This body of multimedia work, created as the emerged from a global pandemic, as a collaboration with the Institute of Art and Olfaction to explore the role of scent in the alchemic responses to death and disease. Dyspnea (ˈdis(p)-nē-ə) literally translating to bad, unfortunate breeze, is a medical term for shortness of breath and one of the common symptoms of Covid 19.
Dyspnea examines the collective human experience of living through a plague when even the act of breathing becomes a source of fear and anxiety. As the air between friends and family became poisonous, not just through the passage of disease, but due to beliefs and politics, Sarana looks at the ways in which humans turn to protection or assault when faced with an unprecedented medical event.

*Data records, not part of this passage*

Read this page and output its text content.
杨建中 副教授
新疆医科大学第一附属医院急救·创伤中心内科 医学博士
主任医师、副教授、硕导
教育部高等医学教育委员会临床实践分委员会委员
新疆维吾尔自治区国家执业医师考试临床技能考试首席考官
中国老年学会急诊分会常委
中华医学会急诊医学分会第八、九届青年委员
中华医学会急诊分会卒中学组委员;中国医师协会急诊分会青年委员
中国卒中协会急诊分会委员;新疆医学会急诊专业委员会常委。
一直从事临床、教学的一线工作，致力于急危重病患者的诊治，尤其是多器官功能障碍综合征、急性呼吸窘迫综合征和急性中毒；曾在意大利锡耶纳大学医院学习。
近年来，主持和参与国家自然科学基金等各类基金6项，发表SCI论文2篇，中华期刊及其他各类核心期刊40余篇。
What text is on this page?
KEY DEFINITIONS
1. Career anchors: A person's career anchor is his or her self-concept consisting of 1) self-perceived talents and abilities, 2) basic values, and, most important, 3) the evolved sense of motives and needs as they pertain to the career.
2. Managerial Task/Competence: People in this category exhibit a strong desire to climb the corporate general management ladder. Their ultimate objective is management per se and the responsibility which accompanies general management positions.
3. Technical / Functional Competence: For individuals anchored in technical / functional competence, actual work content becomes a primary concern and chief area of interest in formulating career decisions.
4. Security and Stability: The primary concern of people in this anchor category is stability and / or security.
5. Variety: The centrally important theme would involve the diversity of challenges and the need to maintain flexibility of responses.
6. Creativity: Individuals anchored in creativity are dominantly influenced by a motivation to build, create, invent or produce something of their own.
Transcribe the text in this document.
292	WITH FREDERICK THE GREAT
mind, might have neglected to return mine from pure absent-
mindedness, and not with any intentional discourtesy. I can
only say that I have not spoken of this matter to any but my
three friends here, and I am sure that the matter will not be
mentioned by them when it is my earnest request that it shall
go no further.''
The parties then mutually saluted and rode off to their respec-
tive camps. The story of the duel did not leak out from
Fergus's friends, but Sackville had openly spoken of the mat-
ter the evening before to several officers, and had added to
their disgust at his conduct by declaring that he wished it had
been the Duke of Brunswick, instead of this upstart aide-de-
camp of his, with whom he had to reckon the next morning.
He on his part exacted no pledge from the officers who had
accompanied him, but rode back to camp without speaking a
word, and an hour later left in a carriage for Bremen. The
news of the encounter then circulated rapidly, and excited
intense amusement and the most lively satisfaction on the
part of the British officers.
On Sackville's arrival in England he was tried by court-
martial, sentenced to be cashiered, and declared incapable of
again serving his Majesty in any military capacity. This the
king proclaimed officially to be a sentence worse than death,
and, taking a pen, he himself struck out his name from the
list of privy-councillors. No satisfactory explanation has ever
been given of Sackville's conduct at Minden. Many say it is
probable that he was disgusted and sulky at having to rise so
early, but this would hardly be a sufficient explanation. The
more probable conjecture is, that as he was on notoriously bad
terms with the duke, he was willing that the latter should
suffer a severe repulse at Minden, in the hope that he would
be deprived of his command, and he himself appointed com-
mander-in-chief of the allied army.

Interweaving long standing research into historic and extant systems of language, technology, medicine and belief, this work explored how scent can be a trauma trigger and a spiritual cleanser in times of fear. Smell, more than any other sense, has the ability to erase time and space. As a “high risk” disabled person who has undergone multiple cardiac interventions the ubiquitous smell of isopropyl alcohol, particularly at the start of the pandemic, triggered traumatic PTSD responses to previous medical events. However, for the first time personal trauma meshed with the collective as even able bodied, healthy people feared inhalation and death. To capture some of this anxiety’s surrounding smell this collaboration lead to the creation of a novel scent for this show called Dyspnea. In addition, the show consisted of a series of drawings, sculptural votives and relics that draw on contemporary symbolism, ancient myths and rituals of both the Eastern and Western cultures of my ancestry.
Like in times past, Dyspnea suggests that in spite of our monumental medical and scientific advancements, the unease of disease still pulls at the threads of civilization.